Archipelago Holdings Inc. and Pacific Exchange Inc. are revising the terms of their merger agreement to expedite its closing.

Under the terms of the amended merger agreement, signed by the two companies today, shareholders of PCX Holdings (parent of the Pacific Exchange) will receive 100% of their payment in cash, rather than approximately 80% in cash and 20% in Archipelago common stock, as originally agreed. The change is being made because an all cash deal will no longer require Archipelago to prepare and file a registration statement with the Securities and Exchange Commission, so Archipelago and PCX Holdings believe that this change should accelerate the time to closing of the merger.

However, the overall structure of the total purchase price that Archipelago will pay at closing is not affected by the amendment.

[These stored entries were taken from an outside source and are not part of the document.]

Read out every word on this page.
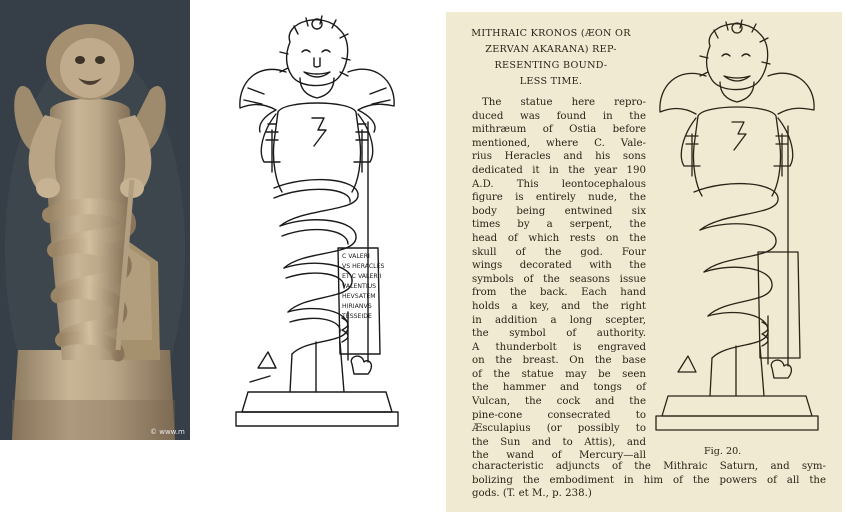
© www.m
C VALERI
VS HERACLES
ET C VALERII
VALENTIUS
HEVSATEM
HIRIANVS
TESSEIDE
MITHRAIC KRONOS (ÆON OR
ZERVAN AKARANA) REP-
RESENTING BOUND-
LESS TIME.
The statue here repro-
duced was found in the
mithræum of Ostia before
mentioned, where C. Vale-
rius Heracles and his sons
dedicated it in the year 190
A.D. This leontocephalous
figure is entirely nude, the
body being entwined six
times by a serpent, the
head of which rests on the
skull of the god. Four
wings decorated with the
symbols of the seasons issue
from the back. Each hand
holds a key, and the right
in addition a long scepter,
the symbol of authority.
A thunderbolt is engraved
on the breast. On the base
of the statue may be seen
the hammer and tongs of
Vulcan, the cock and the
pine-cone consecrated to
Æsculapius (or possibly to
the Sun and to Attis), and
the wand of Mercury—all	Fig. 20.
characteristic adjuncts of the Mithraic Saturn, and sym-
bolizing the embodiment in him of the powers of all the
gods. (T. et M., p. 238.)
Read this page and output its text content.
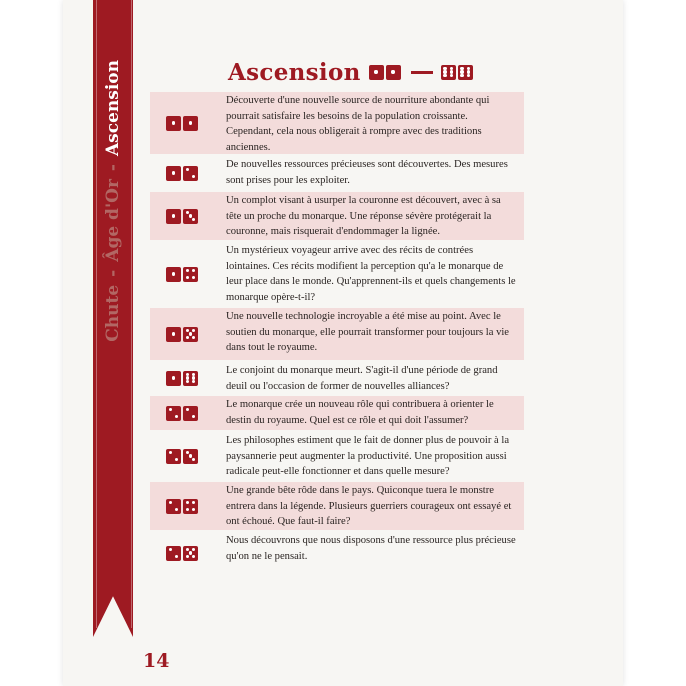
Chute-Âge d'Or-Ascension	Ascension
Découverte d'une nouvelle source de nourriture abondante qui pourrait satisfaire les besoins de la population croissante. Cependant, cela nous obligerait à rompre avec des traditions anciennes.
De nouvelles ressources précieuses sont découvertes. Des mesures sont prises pour les exploiter.
Un complot visant à usurper la couronne est découvert, avec à sa tête un proche du monarque. Une réponse sévère protégerait la couronne, mais risquerait d'endommager la lignée.
Un mystérieux voyageur arrive avec des récits de contrées lointaines. Ces récits modifient la perception qu'a le monarque de leur place dans le monde. Qu'apprennent-ils et quels changements le monarque opère-t-il?
Une nouvelle technologie incroyable a été mise au point. Avec le soutien du monarque, elle pourrait transformer pour toujours la vie dans tout le royaume.
Le conjoint du monarque meurt. S'agit-il d'une période de grand deuil ou l'occasion de former de nouvelles alliances?
Le monarque crée un nouveau rôle qui contribuera à orienter le destin du royaume. Quel est ce rôle et qui doit l'assumer?
Les philosophes estiment que le fait de donner plus de pouvoir à la paysannerie peut augmenter la productivité. Une proposition aussi radicale peut-elle fonctionner et dans quelle mesure?
Une grande bête rôde dans le pays. Quiconque tuera le monstre entrera dans la légende. Plusieurs guerriers courageux ont essayé et ont échoué. Que faut-il faire?
Nous découvrons que nous disposons d'une ressource plus précieuse qu'on ne le pensait.
14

Archipelago will still pay an amount — now all in cash — that is equal to the sum of the value of shares of Archipelago common stock owned by PCX Holdings at closing (currently 1,645,415 shares), plus US$17 million (subject to certain adjustments which are unaffected by the amendment).

The acquisition continues to be subject to approval by PCX Holdings shareholders and the SEC, as well as other customary closing conditions. PCXH expects to send a proxy to its shareholders within the next two weeks. Subject to such approvals and closing conditions, the acquisition is expected to close in the third quarter of 2005.